Designing Data Trusts. Why We Need to Test Consumer Data Trusts Now

Policy Brief

Data about individuals, about their preferences and behaviors, has become an increasingly important resource for companies, public agencies, and research institutions. Consumers carry the burden of having to decide which data about them is shared for which purpose. They want to make sure that data about them is not used to infer intimate details of their private life or to pursue other undesirable purposes. At the same time, they want to benefit from personalized products and innovation driven by the same data. The complexity of how data is collected and used overwhelms consumers, many of whom wearily accept privacy policies and lose trust that those who gain effective control over the data will use it for the consumers’ benefit.

At the same time, a few large companies accumulate and lock in vast amounts of data that enable them to use insights across markets and across consumers. In Europe, the General Data Protection Regulation (GDPR) has given data rights to consumers to assert their interests vis-a-vis those companies, but it gives consumers neither enough information nor enough power to make themselves heard. Other organizations, especially small businesses or start-ups, do not have access to the data (unless individual consumers laboriously exercise their right to portability), which often inhibits competition and innovation.

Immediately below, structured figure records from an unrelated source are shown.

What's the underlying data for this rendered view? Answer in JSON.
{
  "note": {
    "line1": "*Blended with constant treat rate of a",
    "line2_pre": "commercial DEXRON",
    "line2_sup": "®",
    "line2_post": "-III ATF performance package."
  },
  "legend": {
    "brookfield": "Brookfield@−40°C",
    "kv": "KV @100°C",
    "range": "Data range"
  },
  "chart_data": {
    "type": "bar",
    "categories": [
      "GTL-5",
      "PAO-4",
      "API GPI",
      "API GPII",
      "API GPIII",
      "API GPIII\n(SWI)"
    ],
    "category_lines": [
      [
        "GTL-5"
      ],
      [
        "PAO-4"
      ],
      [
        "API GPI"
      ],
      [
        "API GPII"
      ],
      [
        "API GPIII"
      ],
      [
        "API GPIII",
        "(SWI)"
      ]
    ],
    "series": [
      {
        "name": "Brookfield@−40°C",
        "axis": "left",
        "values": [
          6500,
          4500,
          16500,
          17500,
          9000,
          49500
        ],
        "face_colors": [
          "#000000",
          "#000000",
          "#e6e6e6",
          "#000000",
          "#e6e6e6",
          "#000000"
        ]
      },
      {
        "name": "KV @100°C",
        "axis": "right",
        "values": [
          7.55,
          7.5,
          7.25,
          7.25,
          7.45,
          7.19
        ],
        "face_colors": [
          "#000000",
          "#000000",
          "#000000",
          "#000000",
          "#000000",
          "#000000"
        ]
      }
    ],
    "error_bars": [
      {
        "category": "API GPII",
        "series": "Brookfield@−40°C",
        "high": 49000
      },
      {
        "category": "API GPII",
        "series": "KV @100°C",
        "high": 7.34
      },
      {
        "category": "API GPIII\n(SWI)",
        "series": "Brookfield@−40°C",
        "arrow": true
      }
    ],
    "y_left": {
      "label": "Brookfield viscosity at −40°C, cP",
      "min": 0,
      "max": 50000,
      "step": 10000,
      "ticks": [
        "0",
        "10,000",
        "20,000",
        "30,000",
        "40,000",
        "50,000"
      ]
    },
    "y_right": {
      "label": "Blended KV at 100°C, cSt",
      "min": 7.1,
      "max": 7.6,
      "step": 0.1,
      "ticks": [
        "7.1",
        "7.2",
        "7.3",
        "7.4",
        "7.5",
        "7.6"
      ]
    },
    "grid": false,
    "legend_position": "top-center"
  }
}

Governments across Europe would like to tackle the challenge of reconciling productive data use with privacy. In recent months, data trusts have emerged as a promising solution to enable data-sharing for the benefit of consumers. The concept has been endorsed by a broad range of stakeholders, including privacy advocates, companies and expert commissions. In Germany, for example, the data ethics commission and the commission competition law 4.0 have recommended further exploring data trusts, and the government is incorporating the concept into its data strategy.

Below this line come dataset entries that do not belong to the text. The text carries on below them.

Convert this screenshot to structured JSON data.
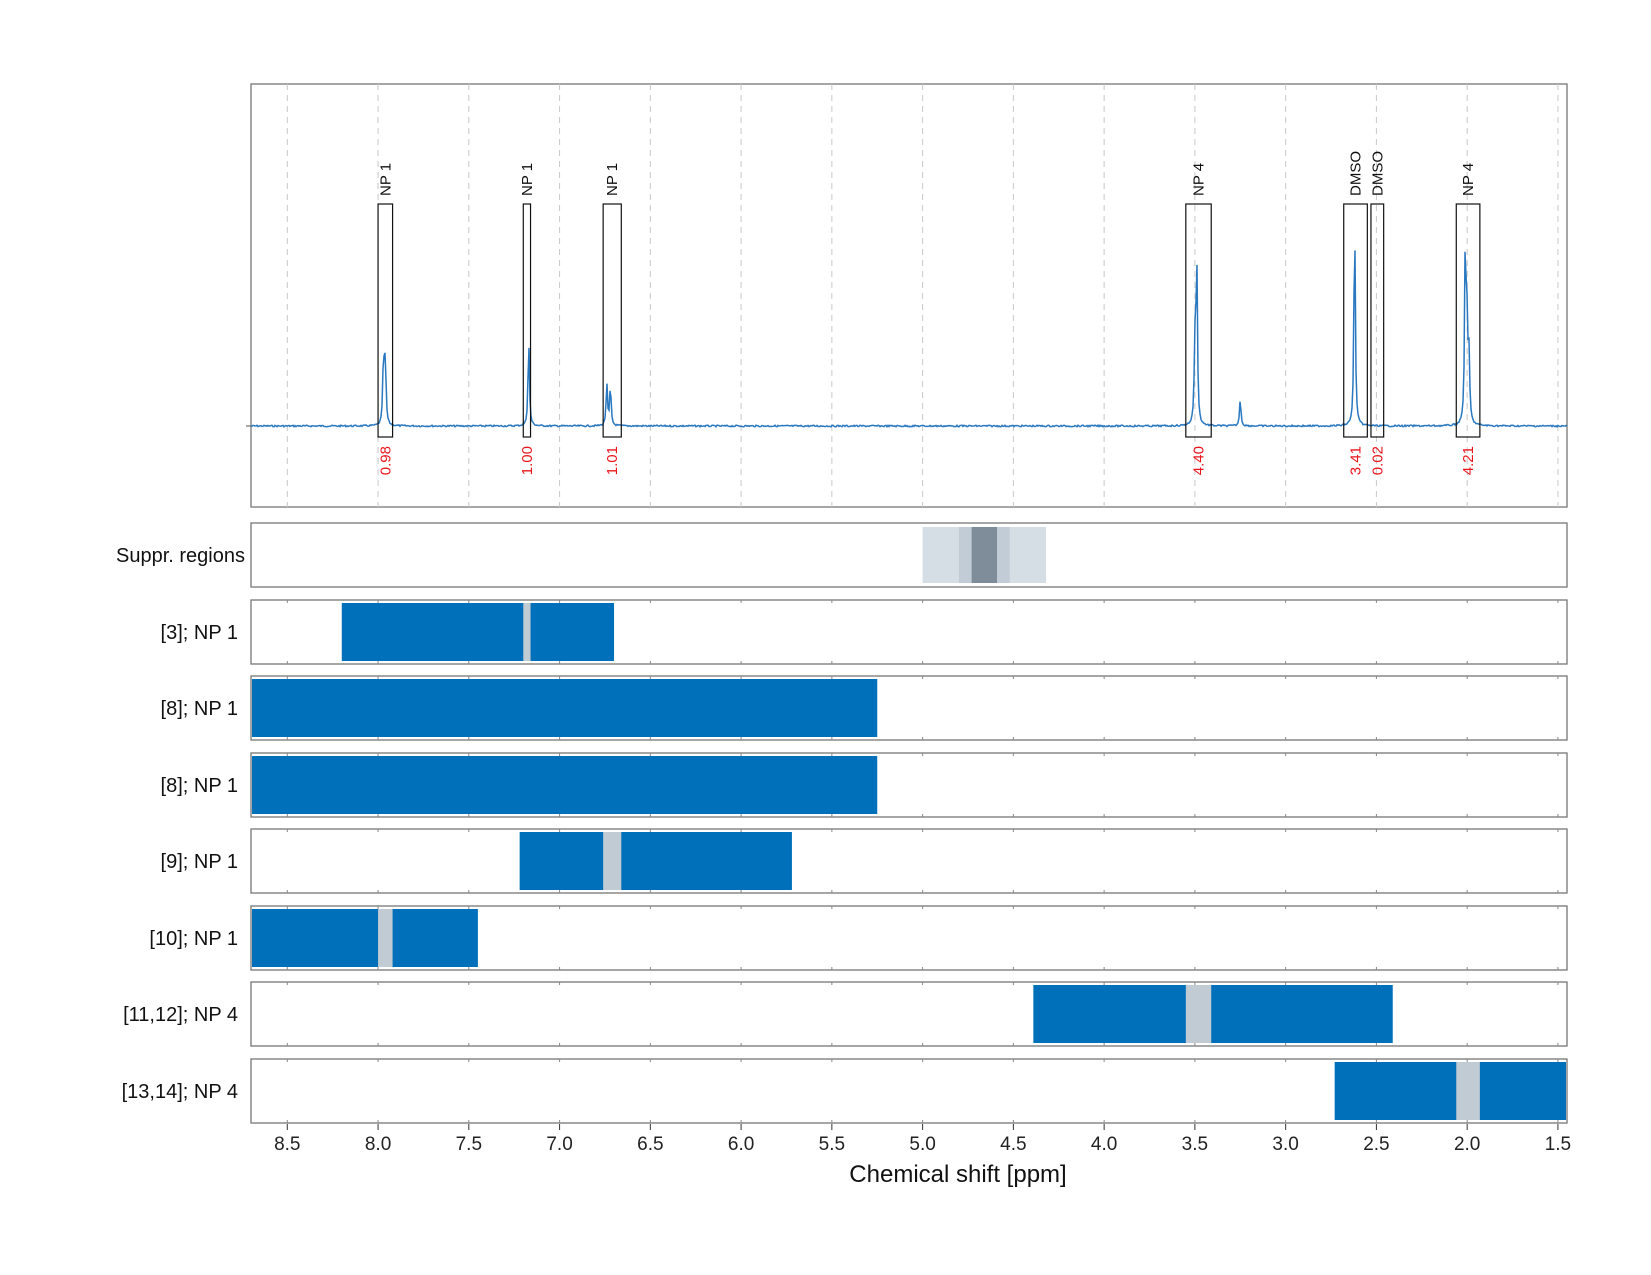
{
  "chart_data": {
    "type": "line",
    "xlabel": "Chemical shift [ppm]",
    "xlim": [
      8.7,
      1.45
    ],
    "x_reversed": true,
    "x_ticks": [
      8.5,
      8.0,
      7.5,
      7.0,
      6.5,
      6.0,
      5.5,
      5.0,
      4.5,
      4.0,
      3.5,
      3.0,
      2.5,
      2.0,
      1.5
    ],
    "x_tick_labels": [
      "8.5",
      "8.0",
      "7.5",
      "7.0",
      "6.5",
      "6.0",
      "5.5",
      "5.0",
      "4.5",
      "4.0",
      "3.5",
      "3.0",
      "2.5",
      "2.0",
      "1.5"
    ],
    "grid": "vertical dashed",
    "spectrum": {
      "color": "#2a78c0",
      "peaks": [
        {
          "ppm": 7.97,
          "height": 0.33
        },
        {
          "ppm": 7.96,
          "height": 0.31
        },
        {
          "ppm": 7.17,
          "height": 0.41
        },
        {
          "ppm": 6.74,
          "height": 0.2
        },
        {
          "ppm": 6.72,
          "height": 0.19
        },
        {
          "ppm": 3.49,
          "height": 0.81
        },
        {
          "ppm": 3.5,
          "height": 0.35
        },
        {
          "ppm": 3.25,
          "height": 0.13
        },
        {
          "ppm": 2.62,
          "height": 1.0
        },
        {
          "ppm": 2.01,
          "height": 0.9
        },
        {
          "ppm": 2.0,
          "height": 0.42
        },
        {
          "ppm": 1.99,
          "height": 0.3
        }
      ]
    },
    "annotations": [
      {
        "label": "NP 1",
        "from": 8.0,
        "to": 7.92,
        "integral": "0.98"
      },
      {
        "label": "NP 1",
        "from": 7.2,
        "to": 7.16,
        "integral": "1.00"
      },
      {
        "label": "NP 1",
        "from": 6.76,
        "to": 6.66,
        "integral": "1.01"
      },
      {
        "label": "NP 4",
        "from": 3.55,
        "to": 3.41,
        "integral": "4.40"
      },
      {
        "label": "DMSO",
        "from": 2.68,
        "to": 2.55,
        "integral": "3.41"
      },
      {
        "label": "DMSO",
        "from": 2.53,
        "to": 2.46,
        "integral": "0.02"
      },
      {
        "label": "NP 4",
        "from": 2.06,
        "to": 1.93,
        "integral": "4.21"
      }
    ],
    "suppressed_regions": {
      "label": "Suppr. regions",
      "bands": [
        {
          "from": 5.0,
          "to": 4.32,
          "shade": "#d6dee5"
        },
        {
          "from": 4.8,
          "to": 4.52,
          "shade": "#c2ccd6"
        },
        {
          "from": 4.73,
          "to": 4.59,
          "shade": "#7f8c99"
        }
      ]
    },
    "tracks": [
      {
        "label": "[3]; NP 1",
        "from": 8.2,
        "to": 6.7,
        "gaps": [
          [
            7.2,
            7.16
          ]
        ]
      },
      {
        "label": "[8]; NP 1",
        "from": 8.7,
        "to": 5.25,
        "gaps": []
      },
      {
        "label": "[8]; NP 1",
        "from": 8.7,
        "to": 5.25,
        "gaps": []
      },
      {
        "label": "[9]; NP 1",
        "from": 7.22,
        "to": 5.72,
        "gaps": [
          [
            6.76,
            6.66
          ]
        ]
      },
      {
        "label": "[10]; NP 1",
        "from": 8.7,
        "to": 7.45,
        "gaps": [
          [
            8.0,
            7.92
          ]
        ]
      },
      {
        "label": "[11,12]; NP 4",
        "from": 4.39,
        "to": 2.41,
        "gaps": [
          [
            3.55,
            3.41
          ]
        ]
      },
      {
        "label": "[13,14]; NP 4",
        "from": 2.73,
        "to": 1.45,
        "gaps": [
          [
            2.06,
            1.93
          ]
        ]
      }
    ],
    "track_color": "#0070bb",
    "gap_color": "#c0cbd4"
  }
}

There is no common understanding yet what consumer data trusts are and what they do. In order for them to address the problems mentioned, it is helpful to use as a working definition: consumer data trusts are intermediaries that aggregate consumers’ interests and represent them vis-à-vis data-using organizations. Data trusts use more technical and legal expertise, as well as greater bargaining power, to negotiate with organizations on the conditions of data use to achieve better outcomes than those that individual consumers can achieve. To achieve their consumer-oriented mission, data trusts should be able to assign access rights, audit data practices, and support enforcement. They may or may not need to hold data.
The wide endorsement that the concept of data trust has received might also be related to the fact that there are only a few practical examples or ideas for implementation. There is no consensus on how data trusts can be designed in order to fulfill the expectations they are raising. Policy-makers should address the complexity of data trust design by first solving the most imminent challenges for implementation:

First, how can we make sure that the interests of the trust are aligned with those of the consumers it represents? The legal and financial set-up must reassure consumers that the trust will act in their best interest. For this purpose, initial funding from public sources, a data tax or levy or a trust membership fee could finance data trusts.

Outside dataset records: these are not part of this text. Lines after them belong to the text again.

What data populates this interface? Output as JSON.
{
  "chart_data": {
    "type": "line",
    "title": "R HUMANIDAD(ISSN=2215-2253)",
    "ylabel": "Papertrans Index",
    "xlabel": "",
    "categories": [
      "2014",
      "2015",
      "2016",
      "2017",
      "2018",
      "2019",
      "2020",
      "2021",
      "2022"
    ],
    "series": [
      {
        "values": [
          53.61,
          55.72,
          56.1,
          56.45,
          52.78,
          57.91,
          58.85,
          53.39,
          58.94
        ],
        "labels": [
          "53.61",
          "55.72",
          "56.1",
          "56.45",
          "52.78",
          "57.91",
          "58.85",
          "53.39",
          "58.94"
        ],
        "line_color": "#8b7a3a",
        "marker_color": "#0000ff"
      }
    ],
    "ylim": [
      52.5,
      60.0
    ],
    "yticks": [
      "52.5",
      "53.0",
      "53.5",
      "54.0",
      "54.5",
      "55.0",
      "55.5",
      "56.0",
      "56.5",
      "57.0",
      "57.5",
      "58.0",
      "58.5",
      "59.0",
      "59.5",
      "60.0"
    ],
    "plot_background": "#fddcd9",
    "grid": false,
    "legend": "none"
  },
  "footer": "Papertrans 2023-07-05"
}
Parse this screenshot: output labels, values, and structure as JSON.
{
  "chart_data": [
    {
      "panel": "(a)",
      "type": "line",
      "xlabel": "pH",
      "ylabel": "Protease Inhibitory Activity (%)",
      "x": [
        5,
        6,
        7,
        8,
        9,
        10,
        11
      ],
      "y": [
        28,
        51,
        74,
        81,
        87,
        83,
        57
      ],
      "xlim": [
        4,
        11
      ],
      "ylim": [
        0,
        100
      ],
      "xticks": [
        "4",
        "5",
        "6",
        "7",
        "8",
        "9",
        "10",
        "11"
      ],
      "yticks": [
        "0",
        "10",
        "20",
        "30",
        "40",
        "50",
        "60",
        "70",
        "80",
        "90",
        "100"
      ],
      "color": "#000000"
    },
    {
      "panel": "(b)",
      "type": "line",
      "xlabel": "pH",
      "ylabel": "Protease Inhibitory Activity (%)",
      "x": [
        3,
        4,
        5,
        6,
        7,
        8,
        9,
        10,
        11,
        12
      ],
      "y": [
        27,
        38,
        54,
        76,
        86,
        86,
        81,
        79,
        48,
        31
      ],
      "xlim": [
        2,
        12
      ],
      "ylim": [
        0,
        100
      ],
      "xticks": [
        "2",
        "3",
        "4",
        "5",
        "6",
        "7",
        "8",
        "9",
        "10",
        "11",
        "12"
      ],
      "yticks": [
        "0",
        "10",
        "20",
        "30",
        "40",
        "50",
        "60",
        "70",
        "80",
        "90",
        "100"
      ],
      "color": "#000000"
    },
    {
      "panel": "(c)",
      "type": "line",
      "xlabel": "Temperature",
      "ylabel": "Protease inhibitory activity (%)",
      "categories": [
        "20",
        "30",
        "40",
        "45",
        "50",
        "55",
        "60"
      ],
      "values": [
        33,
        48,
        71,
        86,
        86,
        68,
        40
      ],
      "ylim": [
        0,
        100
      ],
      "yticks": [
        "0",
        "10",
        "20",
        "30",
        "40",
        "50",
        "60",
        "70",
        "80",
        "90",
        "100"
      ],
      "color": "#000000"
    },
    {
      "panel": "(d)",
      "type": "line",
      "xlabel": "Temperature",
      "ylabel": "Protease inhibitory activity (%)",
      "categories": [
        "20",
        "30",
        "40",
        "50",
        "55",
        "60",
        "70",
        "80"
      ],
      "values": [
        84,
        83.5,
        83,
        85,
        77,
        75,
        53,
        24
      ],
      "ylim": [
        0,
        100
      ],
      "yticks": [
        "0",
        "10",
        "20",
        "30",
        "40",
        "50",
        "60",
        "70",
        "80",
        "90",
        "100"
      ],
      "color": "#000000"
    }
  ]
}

Second, how can we make it easy for consumers to express their interests? For consumers to use a data trust, it must translate the heavy burden of ”informed consent” into decisions that consumers feel confident making. For data trusts to represent consumer interests, consumers must be able to delegate their data rights, possibly more than is currently compatible with the GDPR. Options for making such delegation possible include extending the possibility for representation (Article 80) to include exercising data rights and allowing consumers to delegate the right to provide (and withdraw) consent while assigning data trusts a privileged status.

Third, how can organizations be motivated to work with data trusts? Data trusts should be designed to enable organizations to use data in line with consumers’ interests. The prospect of access to more data and more legal certainty may be enough for many organizations, in particular small companies, to engage with a data trust.

Real-world tests and pilots are necessary to determine whether data trusts give power to consumers to assert their interests more effectively than they currently can, and how exactly they need to be designed for that purpose. Only then does it make sense to consider further steps, such as guidelines, regulation or other forms of legislation, for example, to make sure that also vulnerable consumers benefit from data trusts and firms cannot undermine them. Testing data trusts may be difficult in the current legal framework that does not allow for a sufficiently broad delegation of consent and data rights to a trusted entity. Regulatory sandboxes could provide the appropriate safeguards for testing data trusts under close supervision and with high transparency requirements. This can allow us to take this opportunity to try and make more data flow for the benefit of consumers.